Снова молчание. Русский молчит какое-то время, пытливо рассматривает немецких офицеров и спрашивает с наигранным удивлением:
— Не понимай? — Жестом он показывает светловолосому майору, чтобы не переводил. Немцы подозревают ловушку и молчат.
— Если вы не понимать русский, — спрашивает капитан с трудом по-немецки, акцент у него жесткий, — что тогда здесь хотите, на Волга?
Он сжимает кулаки, выкидывает их вперед, и в его голосе и взгляде — упрек, ожесточение, вся боль русской души.
Часовой, с автоматом, висящим на шее, уводит Гольца и Виссе. Маленький, широкоплечий, угрюмый и неприступный, он шагает позади пленных и ведет их на свободную площадку за деревенскими домами. Снег там грязный от копоти печных труб и весь перепахан следами колес и ног.
— Стой! — орет часовой, и пленные мгновенно останавливаются.
«Что ж, теперь пули веером вонзятся в мою спину и швырнут лицом на землю?» — Виссе готов к этому, и ему это даже не кажется уже таким страшным. Он чувствует себя легким, словно парящим в воздухе. Он тихо молится. Бог так близко! Мысль о доме и о двухстах тысячах убитых: «Камрады, я иду к вам!»
А Иван просто скрутил самокрутку и толкает офицеров дальше, к щели, прикрытой зеленым брезентом, скрывающим вход в бункер.
Им приходится ползти в щель на четвереньках.
— Давай, давай! — кричит часовой и подталкивает офицеров в задницу, чтобы двигались побыстрее.
«Мой фюрер, два прусских офицера на четвереньках вползают в дыру и при этом простой большевистский солдат еще дает им хорошего пинка!.. Разве это не отличный пропагандистский кадр, способный поднять моральное состояние войск и проиллюстрировать неудержимое продвижение победоносного германского вермахта и на этом фронте?»

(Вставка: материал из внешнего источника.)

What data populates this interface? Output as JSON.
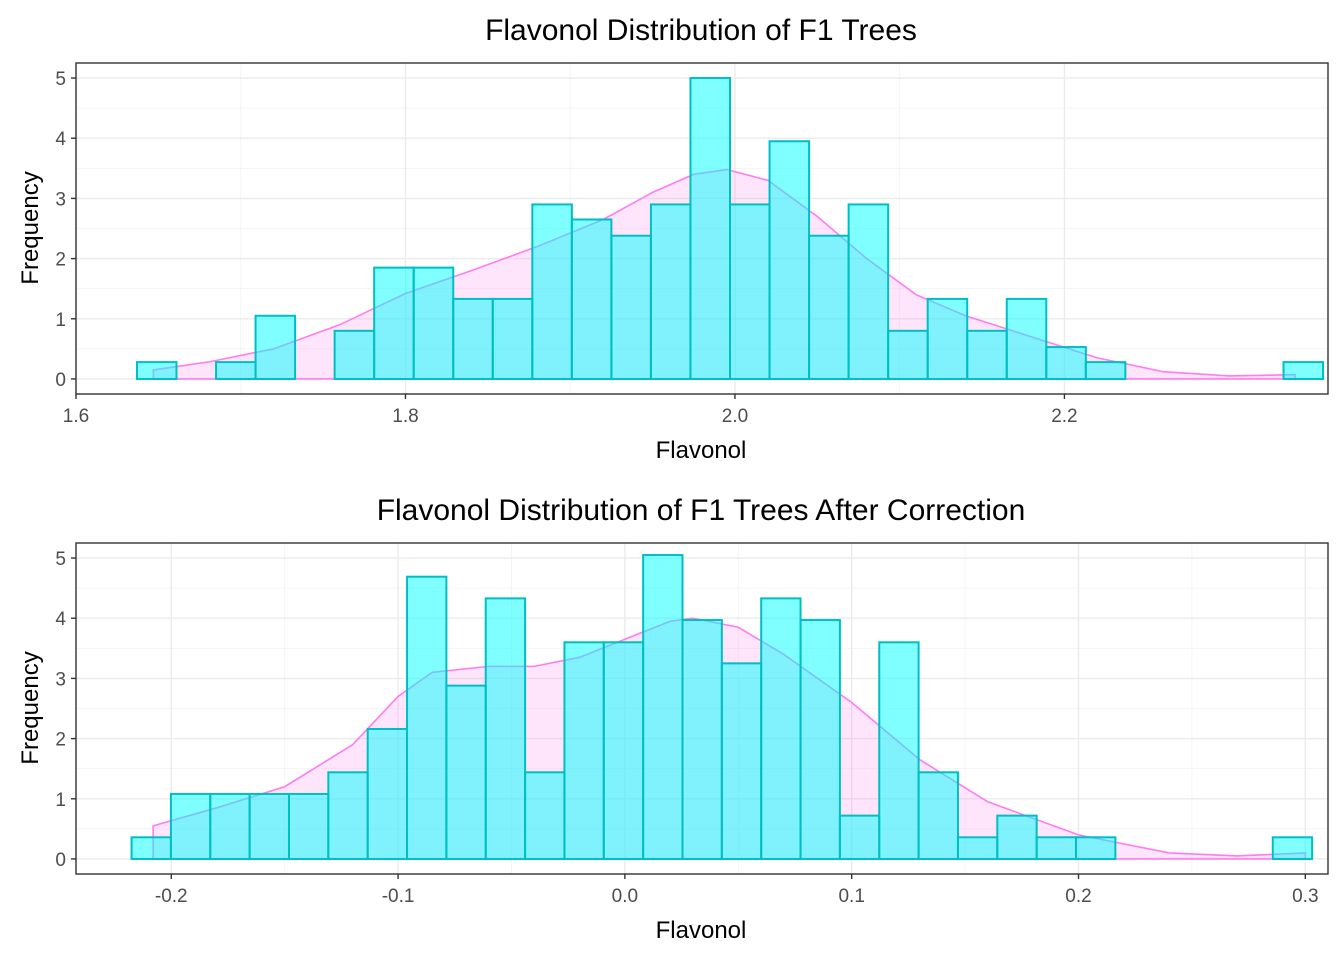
{
  "chart_data": [
    {
      "type": "bar",
      "title": "Flavonol Distribution of F1 Trees",
      "xlabel": "Flavonol",
      "ylabel": "Frequency",
      "xlim": [
        1.6,
        2.36
      ],
      "ylim": [
        -0.25,
        5.25
      ],
      "xticks": [
        1.6,
        1.8,
        2.0,
        2.2
      ],
      "xtick_labels": [
        "1.6",
        "1.8",
        "2.0",
        "2.2"
      ],
      "yticks": [
        0,
        1,
        2,
        3,
        4,
        5
      ],
      "ytick_labels": [
        "0",
        "1",
        "2",
        "3",
        "4",
        "5"
      ],
      "grid": true,
      "bins": {
        "start": 1.637,
        "width": 0.024,
        "values": [
          0.28,
          0,
          0.28,
          1.05,
          0,
          0.8,
          1.85,
          1.85,
          1.33,
          1.33,
          2.9,
          2.65,
          2.38,
          2.9,
          5.0,
          2.9,
          3.95,
          2.38,
          2.9,
          0.8,
          1.33,
          0.8,
          1.33,
          0.53,
          0.28,
          0,
          0,
          0,
          0,
          0.28
        ]
      },
      "density": {
        "x": [
          1.647,
          1.68,
          1.72,
          1.76,
          1.8,
          1.84,
          1.88,
          1.92,
          1.95,
          1.975,
          1.995,
          2.02,
          2.05,
          2.08,
          2.11,
          2.14,
          2.18,
          2.22,
          2.26,
          2.3,
          2.34
        ],
        "y": [
          0.15,
          0.28,
          0.5,
          0.9,
          1.42,
          1.8,
          2.2,
          2.65,
          3.1,
          3.4,
          3.48,
          3.3,
          2.7,
          2.0,
          1.4,
          1.05,
          0.7,
          0.35,
          0.12,
          0.05,
          0.07
        ]
      },
      "colors": {
        "bar_fill": "#00ffff",
        "bar_outline": "#00bfc4",
        "density": "#ff7cf0"
      }
    },
    {
      "type": "bar",
      "title": "Flavonol Distribution of F1 Trees After Correction",
      "xlabel": "Flavonol",
      "ylabel": "Frequency",
      "xlim": [
        -0.242,
        0.31
      ],
      "ylim": [
        -0.25,
        5.25
      ],
      "xticks": [
        -0.2,
        -0.1,
        0.0,
        0.1,
        0.2,
        0.3
      ],
      "xtick_labels": [
        "-0.2",
        "-0.1",
        "0.0",
        "0.1",
        "0.2",
        "0.3"
      ],
      "yticks": [
        0,
        1,
        2,
        3,
        4,
        5
      ],
      "ytick_labels": [
        "0",
        "1",
        "2",
        "3",
        "4",
        "5"
      ],
      "grid": true,
      "bins": {
        "start": -0.2175,
        "width": 0.01735,
        "values": [
          0.36,
          1.08,
          1.08,
          1.08,
          1.08,
          1.44,
          2.16,
          4.69,
          2.88,
          4.33,
          1.44,
          3.6,
          3.6,
          5.05,
          3.97,
          3.25,
          4.33,
          3.97,
          0.72,
          3.6,
          1.44,
          0.36,
          0.72,
          0.36,
          0.36,
          0,
          0,
          0,
          0,
          0.36
        ]
      },
      "density": {
        "x": [
          -0.208,
          -0.18,
          -0.15,
          -0.12,
          -0.1,
          -0.085,
          -0.06,
          -0.04,
          -0.02,
          0.0,
          0.02,
          0.03,
          0.05,
          0.07,
          0.1,
          0.13,
          0.16,
          0.2,
          0.24,
          0.27,
          0.3
        ],
        "y": [
          0.55,
          0.85,
          1.2,
          1.9,
          2.7,
          3.1,
          3.2,
          3.2,
          3.35,
          3.65,
          3.95,
          4.0,
          3.85,
          3.4,
          2.6,
          1.65,
          0.95,
          0.4,
          0.1,
          0.05,
          0.1
        ]
      },
      "colors": {
        "bar_fill": "#00ffff",
        "bar_outline": "#00bfc4",
        "density": "#ff7cf0"
      }
    }
  ]
}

В окопе темнота, земляная сырость и холодный спертый воздух.
Виссе чувствует под собой руки, ноги, тела и, осторожно протягивая вперед руку, попадает прямо в чье-то лицо.
— Идиот, поосторожнее не можешь?
— Черт, моя обмороженная нога, ты коленом в нее уперся! — стонет кто-то.
— О, боже мой, больно! — вскрикивает другой.
Виссе самого толкают, пинают, поносят последними словами. В бункере яблоку негде упасть. Все так забито солдатскими телами, что капитану приходится ползти прямо по ним.
Откуда-то из темного угла раздается чей-то раскатистый, смягчающий, успокаивающе низкий голос.
— Камрады, надо нам еще немного потесниться! Юпп, можешь положить свою больную ногу мне на живот. Подождите, я вам посвечу!
В слабом свете вспыхнувшей спички Виссе видит чудовищную тесноту этого загона.
На земле клубок из тел. Прикрытые материей, в брюках и шинелях, они еще похожи на человеческие тела. А лица?